Georges Hugnet naît dans une famille de la bonne bourgeoise du Faubourg Saint-Antoine. Il passe sa petite enfance en Argentine où son père a ouvert une succursale de la Maison Hugnet, une des plus importantes maisons d’ébénisterie, de décoration et d’aménagement, sise au Faubourg Saint-Antoine.
Premier historien du mouvement Dada dont les études, parues dès 1924 dans des revues telles que Cahiers d’Art et Minotaure, ont retenu l’attention d’André Breton, il intègre le groupe surréaliste en 1932. Georges Hugnet quitte le groupe surréaliste en 1939.
Passée cette expérience collective, Georges Hugnet continue sa recherche de l’absolu poétique et de la beauté graphique par les décalcomanies automatiques à l’encre noire, technique mise au point avec son ami Oscar Dominguez, les photo-montages et collages photographiques, les découpages de journaux et l’assemblage de matériaux divers : objets trouvés, bois flottés, cailloux, algues marines, papiers déchirés, etc. Les œuvres qui en résultent deviennent autant de bestiaires, autant d’herbiers, autant d’univers oniriques considérés comme autant d’expérimentations poétiques graphiques.
George HUGNET (1904-1974)
Le Scribe du Louvre ou Bouddha, 1961
Collage sur papier
Monogrammé G.H. daté et dédicacé
« À Liliane à Jean-Paul Crespelle – de tout cœur » en bas à droite.
44 x 32 cm
Provenance :
Collection Pierre et Franca Belfond
Collection particulière, Paris
C’est dans ce contexte qu’il réalise en 1961 un collage intrigant, oscillant entre la figure du Bouddha et une réinterprétation du Scribe du Louvre. Monogrammé et dédicacé « À Liliane et Jean-Paul Crespelle – de tout cœur », cette œuvre témoigne du lien entre Hugnet et Jean-Paul Crespelle, journaliste, écrivain et critique d’art. Auteur d’ouvrages historiques majeurs sur la vie artistique parisienne, il a consacré plusieurs livres aux avant-gardes et à la vie culturelle de Montmartre et Montparnasse, retraçant l’évolution des mouvements artistiques au XXe siècle.

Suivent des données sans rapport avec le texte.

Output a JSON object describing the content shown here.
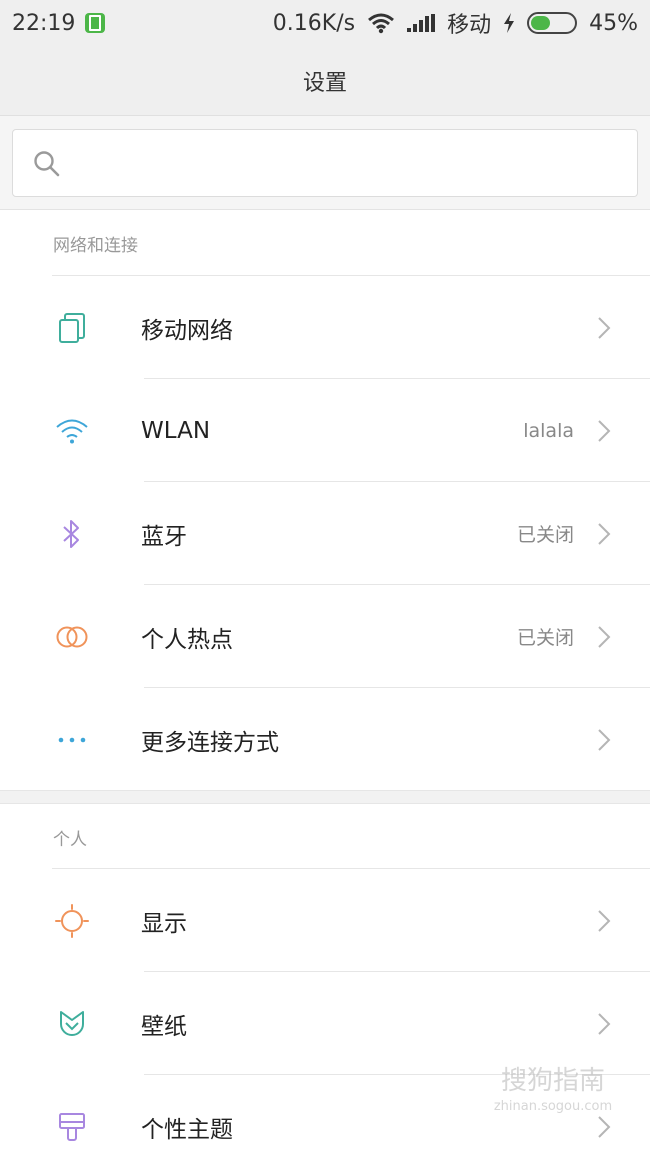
{
  "status_bar": {
    "time": "22:19",
    "speed": "0.16K/s",
    "carrier": "移动",
    "battery": "45%"
  },
  "header": {
    "title": "设置"
  },
  "search": {
    "placeholder": ""
  },
  "sections": [
    {
      "title": "网络和连接",
      "items": [
        {
          "label": "移动网络",
          "value": "",
          "icon": "sim-card-icon",
          "color": "#3fae9c"
        },
        {
          "label": "WLAN",
          "value": "lalala",
          "icon": "wifi-icon",
          "color": "#3ea6d8"
        },
        {
          "label": "蓝牙",
          "value": "已关闭",
          "icon": "bluetooth-icon",
          "color": "#a887e0"
        },
        {
          "label": "个人热点",
          "value": "已关闭",
          "icon": "hotspot-icon",
          "color": "#f0935a"
        },
        {
          "label": "更多连接方式",
          "value": "",
          "icon": "more-dots-icon",
          "color": "#3ea6d8"
        }
      ]
    },
    {
      "title": "个人",
      "items": [
        {
          "label": "显示",
          "value": "",
          "icon": "sun-icon",
          "color": "#f0935a"
        },
        {
          "label": "壁纸",
          "value": "",
          "icon": "wallpaper-tulip-icon",
          "color": "#3fae9c"
        },
        {
          "label": "个性主题",
          "value": "",
          "icon": "theme-brush-icon",
          "color": "#a887e0"
        }
      ]
    }
  ],
  "watermark": {
    "main": "搜狗指南",
    "sub": "zhinan.sogou.com"
  }
}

Le Scribe du Louvre est le symbole d’une société ou l’écriture et la lecture sont considérées comme les fondements de la sagesse et de l’art de gouverner.
La posture de la figure centrale, assise en tailleur et plongée dans une forme de concentration, évoque immédiatement une iconographie bouddhique. Pourtant, sa ressemblance frappante avec le Scribe du Louvre ouvre une lecture plus nuancée. Cette double référence place l’œuvre dans un espace de tension, oscillant entre sagesse antique et méditation spirituelle, écriture et silence, savoir et introspection. Son corps fragmenté, surmonté d’une chevelure s’élevant en flamme, semble flotter entre deux réalités. L’anneau de flammes bleues qui l’entoure, à la fois auréole incandescente et barrière protectrice, renforce cette impression de transition ou d’état méditatif exacerbé. L’ajout d’éléments comme le crayon et le livre orné de lèvres accentue cette tension entre écriture et parole, transmission et effacement. Le crayon pourrait également faire écho au travail d’écrivain de Jean-Paul Crespelle, à qui l’œuvre est dédicacée. Associé au livre orné de lèvres, il suggère une réflexion sur la transmission du savoir et la place de l’écrit.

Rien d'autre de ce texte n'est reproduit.